Conn. River Power Co. v. Dickinson

Citation75 N.H. 353,74 A. 585
PartiesCONNECTICUT RIVER POWER CO. v. DICKINSON et al.
Decision Date02 November 1909
CourtSupreme Court of New Hampshire

Transferred from Superior Court, Cheshire County; Chamberlin, Judge.

Petition by the Connecticut River Power Company against La Fell Dickinson and another for the assessment of damages for land damaged under the flowage act. Transferred from the superior court on defendant's exceptions. Overruled.

La Fell Dickinson, one of the defendants, was called by the plaintiffs as an expert upon the subject of land values. Having testified that the defendants had dealt largely in lands for some 20 years, he was allowed to testify, subject to exception, that, with one exception, he knew of no one in the vicinity who was a larger landowner. Having stated what in his opinion the land in question was worth under existing conditions, the witness was asked by the plaintiffs' counsel whether in making his estimate of value he took into account the fact that 50 per cent. is to be added to the verdict of the jury by the court. The defendants excepted to the asking of the question, and the court ruled it out, and specially instructed the jury not to consider the Information contained in the question.
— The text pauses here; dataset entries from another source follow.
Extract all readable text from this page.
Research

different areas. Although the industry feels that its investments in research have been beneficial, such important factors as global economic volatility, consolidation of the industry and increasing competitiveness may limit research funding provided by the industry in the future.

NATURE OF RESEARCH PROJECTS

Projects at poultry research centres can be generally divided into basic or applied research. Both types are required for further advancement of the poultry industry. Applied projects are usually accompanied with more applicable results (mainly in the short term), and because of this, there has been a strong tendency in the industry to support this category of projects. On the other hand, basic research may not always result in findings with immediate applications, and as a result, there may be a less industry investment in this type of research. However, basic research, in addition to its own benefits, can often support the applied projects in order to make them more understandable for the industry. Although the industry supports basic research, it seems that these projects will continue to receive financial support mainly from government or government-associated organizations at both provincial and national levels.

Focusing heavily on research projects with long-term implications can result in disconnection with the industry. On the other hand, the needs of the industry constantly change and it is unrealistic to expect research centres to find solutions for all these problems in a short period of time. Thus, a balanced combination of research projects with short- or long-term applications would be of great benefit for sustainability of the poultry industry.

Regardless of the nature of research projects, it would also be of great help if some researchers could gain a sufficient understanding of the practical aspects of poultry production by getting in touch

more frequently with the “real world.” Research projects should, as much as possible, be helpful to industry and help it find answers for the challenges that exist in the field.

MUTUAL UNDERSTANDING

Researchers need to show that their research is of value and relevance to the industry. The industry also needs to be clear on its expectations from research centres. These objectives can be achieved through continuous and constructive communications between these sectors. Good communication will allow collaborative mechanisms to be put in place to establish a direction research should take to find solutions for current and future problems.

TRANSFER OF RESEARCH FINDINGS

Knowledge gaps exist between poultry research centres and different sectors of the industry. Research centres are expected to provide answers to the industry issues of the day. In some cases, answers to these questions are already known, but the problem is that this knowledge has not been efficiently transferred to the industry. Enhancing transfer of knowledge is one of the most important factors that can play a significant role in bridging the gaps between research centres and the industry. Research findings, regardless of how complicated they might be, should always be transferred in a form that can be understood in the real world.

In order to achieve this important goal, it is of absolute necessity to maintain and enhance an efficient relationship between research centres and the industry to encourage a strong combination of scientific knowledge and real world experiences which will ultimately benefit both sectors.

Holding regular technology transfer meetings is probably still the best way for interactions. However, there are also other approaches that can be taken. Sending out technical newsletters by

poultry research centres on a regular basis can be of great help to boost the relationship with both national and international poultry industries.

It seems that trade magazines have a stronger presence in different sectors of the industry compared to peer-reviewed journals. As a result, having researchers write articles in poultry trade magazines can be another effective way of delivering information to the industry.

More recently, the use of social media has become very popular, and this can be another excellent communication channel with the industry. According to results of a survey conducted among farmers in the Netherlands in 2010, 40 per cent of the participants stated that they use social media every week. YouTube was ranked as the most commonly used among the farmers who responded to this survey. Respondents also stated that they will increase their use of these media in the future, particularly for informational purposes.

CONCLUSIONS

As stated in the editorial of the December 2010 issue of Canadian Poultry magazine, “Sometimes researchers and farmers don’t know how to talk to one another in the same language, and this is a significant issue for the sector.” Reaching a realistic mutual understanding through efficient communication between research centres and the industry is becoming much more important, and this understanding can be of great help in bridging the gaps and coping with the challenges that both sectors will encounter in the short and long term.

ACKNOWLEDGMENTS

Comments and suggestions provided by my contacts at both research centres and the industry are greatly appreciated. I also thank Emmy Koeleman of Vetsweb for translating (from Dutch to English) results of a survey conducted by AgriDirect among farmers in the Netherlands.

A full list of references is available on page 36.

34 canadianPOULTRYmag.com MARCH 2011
The plaintiffs also excepted to the ruling of the court. In the preceding trial of a similar petition for the assessment of damages for land taken by the plaintiffs, their counsel, who was the same as in this case, offered to put into the case the flowage act, and the court excluded it. It is found as a fact that counsel for the plaintiffs in asking the above question knew and understood that it would give the jury information that fifty per cent. would be added to their award of damages, and that he had no other real purpose in creating the situation and in asking the question than to convey such Information to the jury, believing that the court would exclude such information. Counsel claimed he had the right to ask the question. In his argument to the jury the plaintiffs' counsel referred to a fact in evidence that of the many pieces of land which the company flowed they acquired from the owners all but three, and then said: "And it is an inference which you gentlemen are not only allowed to draw, but that you will draw from that fact, that this—whether or not this corporation has not been undertaking to deal fairly and justly with the landowners upon that river." The defendants excepted to this remark, and the court instructed the jury not to consider it.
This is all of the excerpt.